BEIJING, May 13 (Xinhua) — The Bank of China (BOC), one of China’s big-four banks, announced on Tuesday evening it will issue preference shares worth no more than 60 billion yuan (9.73 billion U.S. dollars) in the domestic market to replenish its tier one capital.

The bank is the third banking institution to release an issuance plan, following the Agricultural Bank of China and SPD Bank, after the country’s securities regulator allowed commercial banks to issue preference shares to raise funds on April 18.

The non-public issuance will not exceed 600 million shares with face value of 100 yuan, according to the bank’s announcement filed with the Shanghai Stock Exchange.

The funds raised will be used to improve the tier-one capital adequacy ratio and further strengthen the bank’s capital structure, the BOC said.

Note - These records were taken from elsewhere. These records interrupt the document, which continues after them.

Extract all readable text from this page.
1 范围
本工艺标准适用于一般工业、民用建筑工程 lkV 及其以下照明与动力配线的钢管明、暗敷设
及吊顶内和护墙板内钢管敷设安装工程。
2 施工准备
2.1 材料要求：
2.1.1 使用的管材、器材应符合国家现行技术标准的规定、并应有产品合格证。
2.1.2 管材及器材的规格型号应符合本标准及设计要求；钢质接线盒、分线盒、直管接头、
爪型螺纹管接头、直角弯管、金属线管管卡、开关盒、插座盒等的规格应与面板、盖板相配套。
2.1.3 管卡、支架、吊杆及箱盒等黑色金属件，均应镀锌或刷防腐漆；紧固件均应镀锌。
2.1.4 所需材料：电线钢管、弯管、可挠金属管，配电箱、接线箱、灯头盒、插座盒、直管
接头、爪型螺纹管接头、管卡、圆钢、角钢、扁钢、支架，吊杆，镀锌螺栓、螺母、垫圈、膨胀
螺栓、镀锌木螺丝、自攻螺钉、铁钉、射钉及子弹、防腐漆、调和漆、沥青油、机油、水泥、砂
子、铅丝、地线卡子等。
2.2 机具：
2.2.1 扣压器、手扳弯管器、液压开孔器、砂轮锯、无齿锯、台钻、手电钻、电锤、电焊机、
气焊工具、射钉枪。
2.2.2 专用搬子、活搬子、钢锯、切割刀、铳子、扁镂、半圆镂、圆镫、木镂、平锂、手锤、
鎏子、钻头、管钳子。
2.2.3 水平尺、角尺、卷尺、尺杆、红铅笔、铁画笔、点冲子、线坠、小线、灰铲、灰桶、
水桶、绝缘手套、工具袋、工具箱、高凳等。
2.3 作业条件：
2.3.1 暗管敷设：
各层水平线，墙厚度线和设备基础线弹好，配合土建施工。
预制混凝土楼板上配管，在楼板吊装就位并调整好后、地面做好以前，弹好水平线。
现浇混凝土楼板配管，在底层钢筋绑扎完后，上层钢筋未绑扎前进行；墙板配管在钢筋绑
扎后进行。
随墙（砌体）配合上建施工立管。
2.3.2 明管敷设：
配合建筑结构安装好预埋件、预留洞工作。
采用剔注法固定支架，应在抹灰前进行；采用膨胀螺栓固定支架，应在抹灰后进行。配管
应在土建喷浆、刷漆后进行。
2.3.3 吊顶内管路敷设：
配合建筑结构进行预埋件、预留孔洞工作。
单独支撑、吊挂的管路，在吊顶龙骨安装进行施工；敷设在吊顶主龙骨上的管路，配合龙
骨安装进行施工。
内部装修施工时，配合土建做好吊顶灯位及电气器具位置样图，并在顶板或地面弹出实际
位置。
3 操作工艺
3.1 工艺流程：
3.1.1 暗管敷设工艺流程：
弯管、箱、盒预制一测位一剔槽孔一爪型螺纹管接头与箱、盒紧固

In addition to the issuance, preference shares of no more than 40 billion yuan will be issued independently in the offshore market.

The plan is still awaiting approval from the general meeting of shareholders and is subject to reviews of the China Banking Regulatory Commission and China Securities Regulatory Commission.

In 2013, net profits of the BOC increased 12.35 percent year on year to 163.47 billion yuan, with its capital adequacy ratio at 12.46 percent.

Preference shares, along with common shares, are the two primary types of stocks that companies offer to investors. Preference share holders have priority rights over ordinary share holders in relation to distribution of profits and residual assets.

China announced on March 21 that it would launch a pilot program allowing eligible listed and unlisted public companies to issue preference shares in a bid to open up additional financing channels and provide more investment instruments.